Saturday, 31 January 2015

Blue, the creator of civilisation: a Spiral Dynamics picture book

First published: 4 February 2011

Welcome to this little Spiral Dynamics picture book.


I went round the British Museum in London last month and saw how Blue developed over thousands of years by looking at artefacts from Mesopotamia, Egypt, Greece and Rome.

In summary, the thing that hit me was that I could see the growth of Blue. I could see the increasing focus on the Blue factor of sacrificing for the future. 

The more Blue developed sculptures clearly took more time to carve the more recent the culture they came from.


Like any other picture book there is text for each picture. You'll find the text as the capture for each picture.

Enjoy.



In Mesopotamia the carving of stone is very shallow. Even the largest statues are something like 15 feet long, 12 foot high and yet only 3 foot wide, and there are very shallow marks carved into the stone.


This work also involved much more work than what had be done before, stone takes longer to carve than wood. Elaborate wood carving occurs earlier in civilisation, though much less wood has survived from these times.




By the time civilisation had developed in Egypt, Blue had developed further and the carvings in statues was deeper, the statues were also more 3D rather than just 2D with depth.




By the time civilisation had developed in Greece, Blue had developed even further, the carving work was much more ornate. The statue is fully 3D again. Also the attention to detail and the amount of detail is vastly higher than in what had gone before. However, although there is much more detail, the sculpture is also close to a cylinder with lots of shallow detail.

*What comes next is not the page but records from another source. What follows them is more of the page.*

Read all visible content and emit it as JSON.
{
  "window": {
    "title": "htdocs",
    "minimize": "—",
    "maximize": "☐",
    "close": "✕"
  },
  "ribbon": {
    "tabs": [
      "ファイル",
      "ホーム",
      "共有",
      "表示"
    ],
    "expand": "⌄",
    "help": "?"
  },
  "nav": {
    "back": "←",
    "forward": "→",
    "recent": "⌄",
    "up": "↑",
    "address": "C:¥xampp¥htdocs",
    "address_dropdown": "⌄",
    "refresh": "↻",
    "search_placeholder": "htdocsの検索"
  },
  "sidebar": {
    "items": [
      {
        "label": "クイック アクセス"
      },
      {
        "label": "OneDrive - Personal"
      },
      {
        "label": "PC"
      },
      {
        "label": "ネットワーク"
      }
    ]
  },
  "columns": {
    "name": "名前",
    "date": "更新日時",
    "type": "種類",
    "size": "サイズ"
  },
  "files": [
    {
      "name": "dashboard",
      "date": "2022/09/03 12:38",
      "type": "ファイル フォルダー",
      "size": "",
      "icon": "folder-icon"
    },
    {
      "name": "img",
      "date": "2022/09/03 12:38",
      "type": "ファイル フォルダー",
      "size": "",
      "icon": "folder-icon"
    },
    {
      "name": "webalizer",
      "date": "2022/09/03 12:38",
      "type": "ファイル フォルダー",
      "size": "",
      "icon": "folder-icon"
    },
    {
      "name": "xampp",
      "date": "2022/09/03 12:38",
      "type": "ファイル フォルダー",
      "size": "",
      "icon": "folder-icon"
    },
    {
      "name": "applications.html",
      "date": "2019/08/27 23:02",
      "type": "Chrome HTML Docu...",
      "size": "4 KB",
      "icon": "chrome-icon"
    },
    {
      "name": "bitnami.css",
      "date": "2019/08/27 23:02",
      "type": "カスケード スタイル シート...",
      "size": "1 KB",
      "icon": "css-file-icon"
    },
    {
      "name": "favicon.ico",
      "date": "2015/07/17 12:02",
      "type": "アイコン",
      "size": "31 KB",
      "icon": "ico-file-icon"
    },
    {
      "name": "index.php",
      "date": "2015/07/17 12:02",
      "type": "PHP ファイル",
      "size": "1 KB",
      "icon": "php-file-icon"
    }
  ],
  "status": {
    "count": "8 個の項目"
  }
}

By the time Rome had developed we have a near Da Vinci-esque life-like quality of marble carving work. The work is 3D and has a much more intricate shape that took much more work, there is much more depth and carving work going on here compared with a nearly cylindrical shape. There is also much more detailed work in the hair, the feet and the surface of the flesh, compared with just carved lines of fabric creases.